Autres temps, autres lieux, dans des villes dévastées, dénuées de vie, les tours en ruine pleuraient déjà l'absence. N'était présents que le vent, et des artefacts rappelant les traces des êtres qui vivaient là.

Le décor d'alors interpelait par la violence du chaos qui avait frappé ces lieux, comment les cieux avaient distillés l'apocalypse, minant les fondations de tout ce qui aurait pu être, et qui ne serait jamais. L'enfant d'ici avait créé Babel, et tendait vers le ciel de toutes ses forces, mais c'était sans compter la jalousie du Père qui, effrayé de voir malmenée sa toute puissance, détruisit, rageusement, avec désespoir presque, tout ce qui aurait pu servir de point fixe dans l'espace.

Ce jour là dieu devint mortel, et l'enfant blessé disparut, son esprit dissous dans toutes ces langues qu'il ne comprendrait jamais plus.

Et puis il revint. Peu de temps était passé, mais l'enfant aux yeux désormais assombris, qui avait laissé échappé sa seule porte de sortie, était là face à son monde jadis chéri. Envie de reconstruire, besoin de conserver, le changement, effrayant, le poussa à laisser les ruines le hanter. Monde suspendu dans l'éternité, pâle bonheur de revivre des instants qui jamais n'existeront de nouveau, l'enfant grandissant ne s'aperçut pas à temps que le temps n'appartenait à personne. Et quand il vit les bâtisses s'effriter, devenir sable, en même temps que palissaient ses souvenirs maintenant diffus et imprécis, il découvrit son monde devenu désert. Sahara de rêves devenus poussières, de souvenirs inconsistants, tout ce qu'il touchait dans ce monde stérile ne conservait aucune forme, aucune trace. Il croisa une image de vieillard repentant, et même si l'enfant n'éprouvait plus de haine, l'image s'estompa, bannie depuis si longtemps déjà.

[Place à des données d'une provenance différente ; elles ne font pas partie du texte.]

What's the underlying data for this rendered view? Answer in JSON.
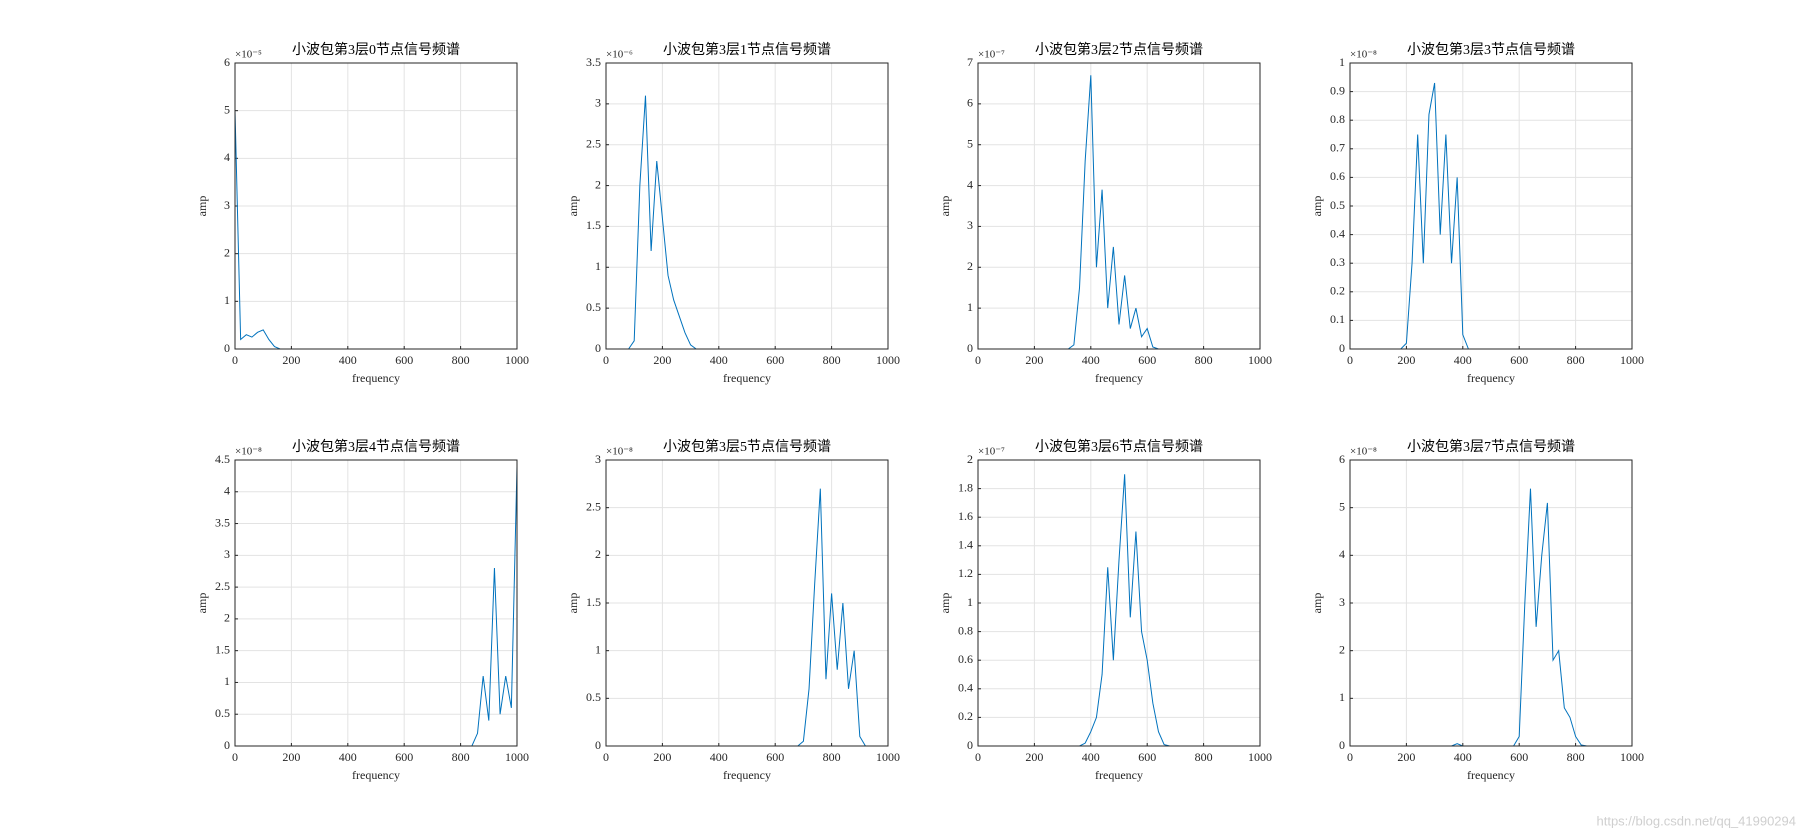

Laisser sa marque, rebâtir, la mission lui semblait impossible. Mais après tout il lui restait encore tant de temps devant lui, que même si ce ne serait jamais que des châteaux de sable, cela suffirait à son bonheur, à condition cette fois de redevenir sable avec eux, lorsque le vent se lèverait de nouveau, redevenir un petit grain et retrouver l'immensité de ce qu'il fut jadis. A jamais.


Broken mirror, a million shades of light
The old echo fades away
But just you and I can find the answer
And then, we can run to the end of the world
We can run to the end of the world



23/05/2008

Phobie ordinaire

Quand cela a-t-il commencé ? Je n'en ai pas la moindre idée. Et pourtant, malgré le climat de bonne volonté qui sincèrement réchauffe toujours un peu le coeur, ça fait mal.

Dernièrement, en entrant dans le métro parisien, bondé comme d'habitude, il y avait un papa et son fils, et probablement l'oncle avec eux.
Ils étaient plutôt jeunes et jouaient avec le gamin. Le jeu c'était de se faire des bisous. Un sur chaque oeil, puis ils louchaient, un sur chaque oreille, puis ils tiraient dessus. Un sur le nez, qu'ils frottaiten ensuite, puis un sur la bouche, et ils s'essuyaient très vite en criant "Cacaaaaaaaaaaaaaa" et en faisant la grimace.

C'était vraiment mignon, et tout le monde dans le métro souriait à la vue de cette scène. Au final c'était que de l'amour. L'enfer est pavé de bonnes intentions.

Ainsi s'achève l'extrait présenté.